Tantangan terberat pada masa ini adalah menghindarkan makanan dan minuman instant yang bisa jadi sangat menarik perhatian bayi. Bayi juga sudah mulai belajar berkomunikasi sehingga ketika teman sebayanya mengonsumsi makanan yang dilarang untuknya, ia akan complain. Beberapa orang tua juga memiliki aturan cukup strict dengan menjauhkan makanan bergula-garam sebelum bayi berumur setahun. Lagi-lagi, ini membutuhkan kerjasama banyak pihak dan persoalan teknis yang tidak sederhana karena makanan untuk si kecil harus dimasak secara eksklusif.

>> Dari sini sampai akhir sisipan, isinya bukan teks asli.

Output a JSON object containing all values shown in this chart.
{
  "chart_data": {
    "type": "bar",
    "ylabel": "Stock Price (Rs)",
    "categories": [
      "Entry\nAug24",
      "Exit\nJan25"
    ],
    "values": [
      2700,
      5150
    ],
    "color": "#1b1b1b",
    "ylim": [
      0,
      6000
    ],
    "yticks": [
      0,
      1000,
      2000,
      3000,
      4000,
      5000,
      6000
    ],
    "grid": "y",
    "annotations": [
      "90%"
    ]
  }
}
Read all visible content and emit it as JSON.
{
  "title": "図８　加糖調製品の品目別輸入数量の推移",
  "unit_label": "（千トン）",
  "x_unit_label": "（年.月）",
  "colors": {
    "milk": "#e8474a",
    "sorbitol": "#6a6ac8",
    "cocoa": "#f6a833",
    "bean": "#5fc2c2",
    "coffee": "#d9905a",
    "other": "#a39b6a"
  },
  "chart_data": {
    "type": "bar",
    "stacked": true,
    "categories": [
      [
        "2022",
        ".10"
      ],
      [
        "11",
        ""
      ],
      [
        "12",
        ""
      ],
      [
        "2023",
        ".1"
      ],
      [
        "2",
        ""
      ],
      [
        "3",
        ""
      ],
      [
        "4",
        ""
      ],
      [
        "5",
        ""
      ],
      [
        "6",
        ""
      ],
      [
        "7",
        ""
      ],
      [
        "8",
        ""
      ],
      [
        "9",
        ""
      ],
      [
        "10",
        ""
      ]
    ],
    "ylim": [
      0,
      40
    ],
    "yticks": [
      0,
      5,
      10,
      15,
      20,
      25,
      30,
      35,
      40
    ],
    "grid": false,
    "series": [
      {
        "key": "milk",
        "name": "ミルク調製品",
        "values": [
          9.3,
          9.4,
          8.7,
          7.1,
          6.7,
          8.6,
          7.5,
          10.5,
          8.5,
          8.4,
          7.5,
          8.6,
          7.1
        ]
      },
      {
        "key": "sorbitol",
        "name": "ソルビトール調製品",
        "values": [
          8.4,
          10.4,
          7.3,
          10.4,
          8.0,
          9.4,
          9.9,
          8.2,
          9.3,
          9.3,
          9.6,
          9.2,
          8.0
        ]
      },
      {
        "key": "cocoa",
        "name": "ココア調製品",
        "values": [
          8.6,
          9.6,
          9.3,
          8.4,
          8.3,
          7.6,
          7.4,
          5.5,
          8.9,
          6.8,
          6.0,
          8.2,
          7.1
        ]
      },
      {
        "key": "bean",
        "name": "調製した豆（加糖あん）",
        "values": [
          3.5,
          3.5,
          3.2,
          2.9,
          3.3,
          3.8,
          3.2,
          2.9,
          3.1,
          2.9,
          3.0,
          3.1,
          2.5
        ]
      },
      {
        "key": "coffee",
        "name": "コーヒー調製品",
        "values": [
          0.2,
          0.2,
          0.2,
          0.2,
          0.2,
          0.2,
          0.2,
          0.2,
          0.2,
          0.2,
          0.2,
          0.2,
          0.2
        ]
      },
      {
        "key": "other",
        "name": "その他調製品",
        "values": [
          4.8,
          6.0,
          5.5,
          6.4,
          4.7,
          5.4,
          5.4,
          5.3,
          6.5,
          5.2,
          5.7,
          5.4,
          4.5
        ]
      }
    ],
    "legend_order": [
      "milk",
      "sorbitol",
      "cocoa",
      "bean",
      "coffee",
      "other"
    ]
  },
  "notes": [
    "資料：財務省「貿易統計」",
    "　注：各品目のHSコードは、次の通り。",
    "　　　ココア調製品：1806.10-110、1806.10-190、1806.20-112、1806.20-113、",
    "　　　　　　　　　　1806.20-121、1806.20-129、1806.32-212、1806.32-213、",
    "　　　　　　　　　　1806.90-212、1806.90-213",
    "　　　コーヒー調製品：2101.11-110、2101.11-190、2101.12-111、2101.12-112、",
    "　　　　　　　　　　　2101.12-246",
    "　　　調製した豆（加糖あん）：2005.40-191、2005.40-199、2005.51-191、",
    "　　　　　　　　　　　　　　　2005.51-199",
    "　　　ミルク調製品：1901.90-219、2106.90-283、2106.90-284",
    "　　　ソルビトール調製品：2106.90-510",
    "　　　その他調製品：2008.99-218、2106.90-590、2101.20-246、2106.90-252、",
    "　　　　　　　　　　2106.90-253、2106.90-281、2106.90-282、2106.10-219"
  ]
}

Fase ini akan terus berjalan hingga proses penyapihan pada usia 2 tahun. Semakin banyak gigi yang tumbuh, semakin beragam pula makanan yang bisa dicerna bayi. Seiring dengan itu, orang tua semakin dituntut untuk aktif mengontrol pola makan bayi. Fondasi yang dibangun susah payah pada bulan-bulan pertama MPASI, utamanya perihal kombinasi menu yang sehat, lengkap dan variatif, harus tetap dipertahankan agar kebiasaan dan pola makan tersebut tetap terjaga. Hasilnya, kesehatan bayi dapat terjaga dan hal-hal tak diinginkan semacam stunting bisa dicegah dan dihindari.
***
Demikianlah, 1000 hari pertama merupakan kurikulum pembelajaran dengan skala tantangan dan kesulitan yang berbeda di tiap tahapannya. Orang tua dan keluarga tetap berperan sebagai aktor utama yang mengarahkan bahkan membentuk pola hidup si bayi, termasuk pola makannya. Seperti salah satu nama lainnya, windows of opportunities, periode ini adalah kesempatan untuk menentukan masa depan bayi tidak hanya dalam hal-hal yang sifatnya fisik, akan tetapi juga kebiasaan, karakter hingga cara pandangnya, termasuk terhadap pola makan. Karenanya, jika diarahkan dengan baik, aktivitas dan pola menyantap makanan akan ia lihat tidak hanya sebagai rutinitas fisik, akan tetapi juga investasi jangka panjang untuk kesehatan, tercapainya target dan cita-cita hidup serta komitmen pada diri sendiri dan orang-orang terkasih.